Sans l'Afrique, l'entité emploie 13.500 salariés et se montre particulièrement active dans le conseil et la prise en main de la supply-chain pour le compte de clients, un savoir-faire « d'architecte logistique » complémentaire à celui de CMA CGM.

Deux familles qui se connaissent

L'an dernier, le groupe Bolloré a profité de la période exceptionnelle du transport pour afficher des résultats en forte hausse, avec 7,1 milliards d'euros de chiffre d'affaires (+ 36 % sur un an) - dont 2,6 milliards en Afrique-, et 437 millions de résultat opérationnel (+71 %). Fin décembre, la branche Logistics détenait 1,2 milliard d'euros de trésorerie nette. CMA CGM présente donc aujourd'hui une proposition plus ou moins similaire en termes de montant à celle de MSC, pour une entité dotée du double de revenus mais disposant de moins d'actifs matériels.

L'intérêt de CMA CGM pour Bolloré logistique n'est pas nouveau. Début 2022, Rodolphe Saadé avait fait part de son intérêt mais Cyrille Bolloré, qui le connaît bien, avait alors donné la priorité aux discussions avec MSC sur la cession de sa branche africaine. Rodolphe Saadé a attendu à peine quelques mois après la clôture de l'opération avec le géant italien pour revenir à la charge.

Possédant le même ADN familial, les deux groupes se connaissent de longue date et ont vu leurs destins s'entrecroiser par le passé. En 2005, Bolloré avait cédé sa flotte maritime issue du rachat de l'armateur Delmas à CMA CGM, puis mis à profit le produit de l'opération pour accélérer son expansion en Afrique.

Selon une source bancaire qui connaît bien le groupe breton, ce dernier était plutôt dans une logique d'expansion de son activité de logistique et a des acquisitions en vue. Ce qui ne l'empêcherait pas de faire preuve d'opportunisme en cas d'offre « à prix canon », comme pour les actifs africains.

Bolloré à l'heure des choix

Sans cette division, la physionomie de la galaxie Bolloré serait largement modifiée - une nouvelle fois-, avec l'actif Vivendi en guise de ligne principale. Ce serait toutefois un choix radical, l'activité logistique étant l'oeuvre phare de Vincent Bolloré : à partir du rachat de la Scac en 1986, à l'époque pour 150 millions de francs, il a bâti un empire international pesant désormais 18 milliards d'euros en Bourse.

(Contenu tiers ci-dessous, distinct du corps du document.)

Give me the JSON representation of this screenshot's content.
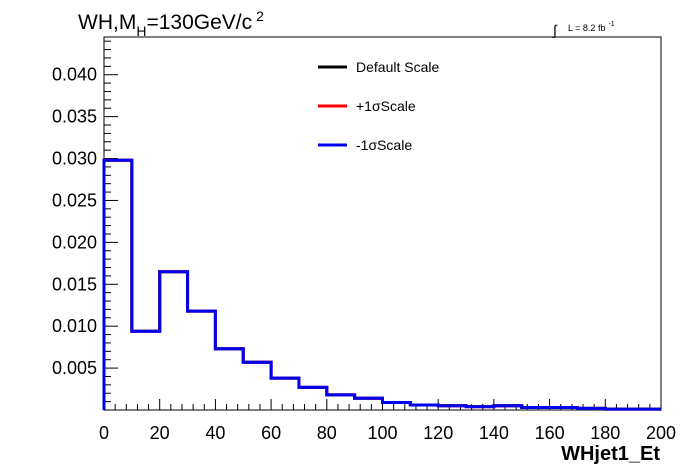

Mais aujourd'hui, Bolloré est à l'heure des choix : s'il veut persévérer dans la logistique mondiale, il devra investir massivement pour suivre le rythme effréné de la consolidation d'un secteur rempli de mastodontes internationaux. Avec le produit de la cession, Bolloré pourrait par ailleurs renforcer son emprise sur Vivendi et le sortir de la cote, une opération régulièrement évoquée par les analystes financiers.